Текст книги "Жасминовый дым"
Автор книги: Игорь Гамаюнов
Жанр: Современная русская литература, Современная проза
Возрастные ограничения: +18
сообщить о неприемлемом содержимом
Текущая страница: 8 (всего у книги 25 страниц)
Там, в кабинете Потапова, Дубровин, прощаясь, видимо, почувствовал витающую в воздухе недосказанность – пообещал позвонить. Но ушёл не сразу: топтался у раскрытой двери, сетуя на судьбу дачного посёлка, о котором успел узнать всё:
– Жасмин вырубили, представляешь?! Вот она, Россия!
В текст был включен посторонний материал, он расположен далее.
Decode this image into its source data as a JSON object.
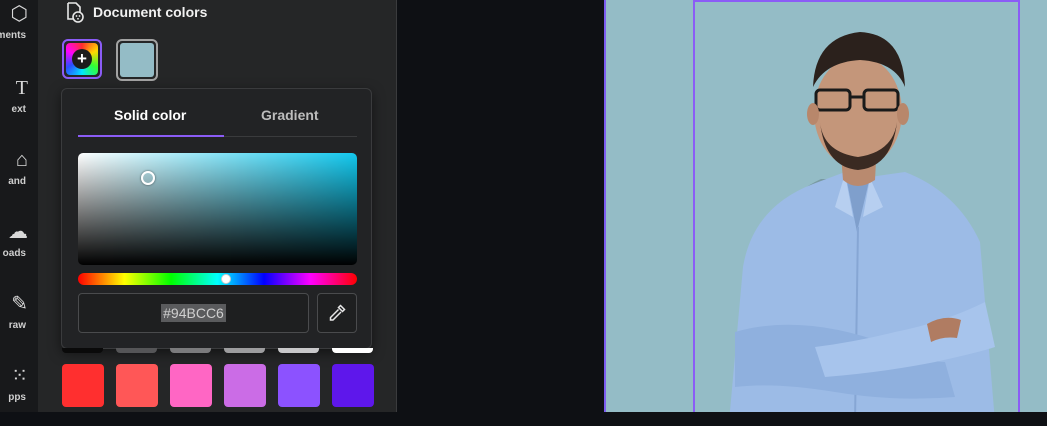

То, как у Чехова, вишнёвые сады под корень рубят, то теперь – жасмин. Там у гастарбайтеров, оказывается, отключили газ, и народ еду на кострах грел.
Вика, выйдя в коридор, переминалась с ноги на ногу, рылась в сумке, болтавшейся у её бедра, перекидывала на спину сползавший шарф, с досадой глядя на застрявшего в дверях отца. Наконец они ушли, и Потапов, посмотрев им вслед, снова подивился упругой походке моложавого Дубровина.
А позвонил он в этот же день, поздним вечером. Говорил, понижая голос почти до шёпота, объяснив: «они» спать легли. Спрашивал о разговоре с Викой: есть ли надежда? На слова Потапова об отсутствии у неё какого бы то ни было интереса к журналистике вскинулся клочковатым монологом, из которого следовало: это капризы и притворство, спровоцированные матерью. Не хочет Лора, чтобы он имел хоть какое-то отношение к судьбе дочери! Мало того, предлагает выписаться из квартиры, потому что он, мол, всё равно не живёт с ними. Даже готова выплатить половину её стоимости, хотя это сейчас сумасшедшие деньги. Ему же не деньги важны, хотя и нужны – очень. Но дочь нужнее. Он хочет знать о её жизненных планах. Помогать ей. Делиться опытом.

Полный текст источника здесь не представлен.